AI Engineer (Contract)
Remote | Full-time preferred | 4-6 months, with potential to extend
We’re looking for an AI engineer to build intelligent assessment systems that transform how skills and knowledge are evaluated. You’ll work across backend systems, evaluation frameworks, and LLM workflows to create scalable, accurate AI features that help awarding bodies and training providers automate assessment, generate user insights, and enable adaptive learning experiences.
We’re a small, pragmatic team where processes are informal and everyone pitches in to improve how we work. You should be comfortable working independently, making technical decisions without everything being fully specced, and building systems that can adapt as requirements evolve. We’re building our AI assessment capabilities, and your expertise will help shape our approach to automated evaluation.
About us
sAInaptic is a UK-based AI company reinventing workforce certification. We work with awarding bodies and training providers to automate evaluation of knowledge and skills, helping clients save money and time while improving feedback and consistency of marking. Our vision is to get more skilled professionals into the future workforce.
What you’ll do
- Design evaluation pipelines and metrics aligned with marking criteria; maintain golden datasets and regression tests
- Experiment with, tune, and benchmark LLMs; optimise latency and cost
- Prototype and productionise agent-based workflows with tool calling to reduce manual setup
- Build and maintain APIs and services for AI-driven assessment features
- Build multimodal workflows that process images and video alongside text, and apply semantic analysis for accurate scoring
- Build systems that generate clear, actionable feedback aligned to assessment criteria, with confidence signals or brief rationales, to support adaptive learning insights
- Instrument LLM workflows with tracing and online evaluation (e.g., Langfuse); design guardrails and fallbacks (confidence thresholds, human review); document evaluation methods and results for reproducibility
- Collaborate with the dev team (4-5 developers) and assessment experts; participate in code reviews; contribute to architecture
What we’re looking for
- 4+ years of backend or AI-focused engineering experience
- Hands-on experience working with LLMs, agentic workflows, and related frameworks (such as LangChain or LangGraph)

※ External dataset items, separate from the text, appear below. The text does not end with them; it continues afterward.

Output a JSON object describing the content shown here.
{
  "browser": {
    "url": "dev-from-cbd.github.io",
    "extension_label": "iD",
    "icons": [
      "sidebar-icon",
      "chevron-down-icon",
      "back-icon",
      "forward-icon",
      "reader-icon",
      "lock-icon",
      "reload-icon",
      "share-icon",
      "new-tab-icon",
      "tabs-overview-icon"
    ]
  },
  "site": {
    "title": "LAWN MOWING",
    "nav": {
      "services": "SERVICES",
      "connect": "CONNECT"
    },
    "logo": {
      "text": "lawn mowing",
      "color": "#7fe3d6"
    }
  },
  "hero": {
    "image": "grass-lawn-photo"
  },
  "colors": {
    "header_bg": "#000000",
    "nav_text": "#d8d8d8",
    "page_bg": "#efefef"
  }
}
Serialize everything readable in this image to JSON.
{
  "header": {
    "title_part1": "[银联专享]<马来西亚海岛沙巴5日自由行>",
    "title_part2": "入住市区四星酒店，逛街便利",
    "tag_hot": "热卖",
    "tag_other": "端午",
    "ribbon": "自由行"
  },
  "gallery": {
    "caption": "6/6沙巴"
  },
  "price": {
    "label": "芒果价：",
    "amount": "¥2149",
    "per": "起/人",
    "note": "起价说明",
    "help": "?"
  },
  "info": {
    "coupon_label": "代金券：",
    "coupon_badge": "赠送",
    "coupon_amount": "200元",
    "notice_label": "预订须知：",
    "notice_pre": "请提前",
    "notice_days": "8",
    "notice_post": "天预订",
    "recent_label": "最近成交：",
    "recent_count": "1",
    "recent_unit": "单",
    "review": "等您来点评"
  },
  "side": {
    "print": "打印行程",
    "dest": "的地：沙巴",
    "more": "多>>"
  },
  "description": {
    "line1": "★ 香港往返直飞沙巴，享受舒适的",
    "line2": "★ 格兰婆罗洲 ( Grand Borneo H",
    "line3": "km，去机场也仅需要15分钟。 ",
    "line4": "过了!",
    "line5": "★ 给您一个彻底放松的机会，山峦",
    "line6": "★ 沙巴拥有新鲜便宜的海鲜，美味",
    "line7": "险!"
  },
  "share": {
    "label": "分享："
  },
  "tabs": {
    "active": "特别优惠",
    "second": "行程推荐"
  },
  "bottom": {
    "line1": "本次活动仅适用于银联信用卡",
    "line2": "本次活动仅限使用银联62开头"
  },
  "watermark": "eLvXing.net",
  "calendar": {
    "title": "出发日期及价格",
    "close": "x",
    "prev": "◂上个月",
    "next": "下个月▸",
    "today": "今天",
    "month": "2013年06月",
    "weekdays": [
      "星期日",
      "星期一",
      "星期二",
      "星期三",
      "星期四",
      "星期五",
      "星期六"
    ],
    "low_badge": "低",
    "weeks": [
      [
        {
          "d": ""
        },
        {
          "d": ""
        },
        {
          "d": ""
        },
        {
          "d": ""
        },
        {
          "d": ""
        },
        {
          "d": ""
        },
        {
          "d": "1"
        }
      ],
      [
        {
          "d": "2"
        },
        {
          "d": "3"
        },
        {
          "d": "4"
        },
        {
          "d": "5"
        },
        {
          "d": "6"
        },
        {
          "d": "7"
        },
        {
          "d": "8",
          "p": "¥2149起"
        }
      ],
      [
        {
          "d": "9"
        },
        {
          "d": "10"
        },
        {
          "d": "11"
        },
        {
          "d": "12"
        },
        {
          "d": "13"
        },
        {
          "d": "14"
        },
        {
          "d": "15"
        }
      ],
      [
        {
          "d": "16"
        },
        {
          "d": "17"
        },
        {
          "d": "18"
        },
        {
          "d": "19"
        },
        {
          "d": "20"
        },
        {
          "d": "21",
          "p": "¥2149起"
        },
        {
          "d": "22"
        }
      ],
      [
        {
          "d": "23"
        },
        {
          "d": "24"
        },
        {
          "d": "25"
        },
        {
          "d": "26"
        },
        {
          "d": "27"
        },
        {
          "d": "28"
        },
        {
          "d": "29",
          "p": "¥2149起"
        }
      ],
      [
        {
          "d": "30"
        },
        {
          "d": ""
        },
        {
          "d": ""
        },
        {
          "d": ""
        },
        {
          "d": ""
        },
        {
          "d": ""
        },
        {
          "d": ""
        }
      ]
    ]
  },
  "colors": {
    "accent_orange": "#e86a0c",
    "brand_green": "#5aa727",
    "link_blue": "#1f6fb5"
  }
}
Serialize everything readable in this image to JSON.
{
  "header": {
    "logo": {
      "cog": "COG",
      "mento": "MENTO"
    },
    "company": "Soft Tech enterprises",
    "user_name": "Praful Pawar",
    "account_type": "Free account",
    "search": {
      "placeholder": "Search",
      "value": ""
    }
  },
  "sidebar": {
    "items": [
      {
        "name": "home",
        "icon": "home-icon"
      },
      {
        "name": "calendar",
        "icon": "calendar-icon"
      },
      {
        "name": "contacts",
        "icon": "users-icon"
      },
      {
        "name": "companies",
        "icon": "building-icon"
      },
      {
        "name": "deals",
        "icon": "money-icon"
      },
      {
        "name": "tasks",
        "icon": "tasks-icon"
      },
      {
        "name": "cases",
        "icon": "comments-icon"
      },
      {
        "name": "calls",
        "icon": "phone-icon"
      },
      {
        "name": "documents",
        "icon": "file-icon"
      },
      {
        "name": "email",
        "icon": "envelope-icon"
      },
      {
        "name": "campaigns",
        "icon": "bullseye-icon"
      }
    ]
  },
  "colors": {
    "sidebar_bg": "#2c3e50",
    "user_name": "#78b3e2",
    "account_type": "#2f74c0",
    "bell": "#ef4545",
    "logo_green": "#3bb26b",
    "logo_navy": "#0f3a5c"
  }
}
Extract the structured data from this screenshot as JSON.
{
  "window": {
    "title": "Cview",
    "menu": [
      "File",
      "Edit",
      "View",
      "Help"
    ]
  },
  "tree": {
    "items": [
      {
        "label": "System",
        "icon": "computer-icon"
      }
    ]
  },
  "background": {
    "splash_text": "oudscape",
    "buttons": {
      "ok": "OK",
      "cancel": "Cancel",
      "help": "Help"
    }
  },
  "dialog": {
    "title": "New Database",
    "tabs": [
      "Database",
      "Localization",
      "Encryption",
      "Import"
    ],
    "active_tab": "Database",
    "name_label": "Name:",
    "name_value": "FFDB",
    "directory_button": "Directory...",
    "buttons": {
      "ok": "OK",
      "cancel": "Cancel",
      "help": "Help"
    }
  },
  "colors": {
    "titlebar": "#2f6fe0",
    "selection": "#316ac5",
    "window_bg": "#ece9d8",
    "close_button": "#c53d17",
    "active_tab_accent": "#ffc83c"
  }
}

- Strong Python programming skills; experience building APIs
- Proven track record designing evaluation frameworks and tuning model performance
- Experience shipping AI features that use at least one of: speech-to-text for audio/video, or computer vision for images/video
- Experience with experiment and production observability and safeguards (MLflow/W&B/DVC, Langfuse, confidence calibration, human-in-the-loop)
- Experience with cloud platforms (AWS preferred, or Azure) for model deployment, evaluation, and scalable AI workloads
- Understanding of data privacy, fairness, auditability, system integrity, and scalable architecture
- Proficiency with Git, GitHub, and collaborative development workflows
- Comfortable working without close supervision and contributing to shared architecture
Bonus points for
- Experience with assessment technology, EdTech, or automated evaluation systems
- Familiarity with ML frameworks (PyTorch, Scikit-learn)
- Experience with semantic search, retrieval pipelines, or document analysis
- Interest in prompt engineering, user intent modelling, or AI agent design
- Background in natural language processing or automated scoring
- Experience with both speech-to-text and computer vision, and with models that combine images/video with text
Working hours & location
This is a fully remote position. We’re UK-based and prefer significant overlap with UK hours. Full-time availability is ideal, though part-time may be considered. Competitive rates offered.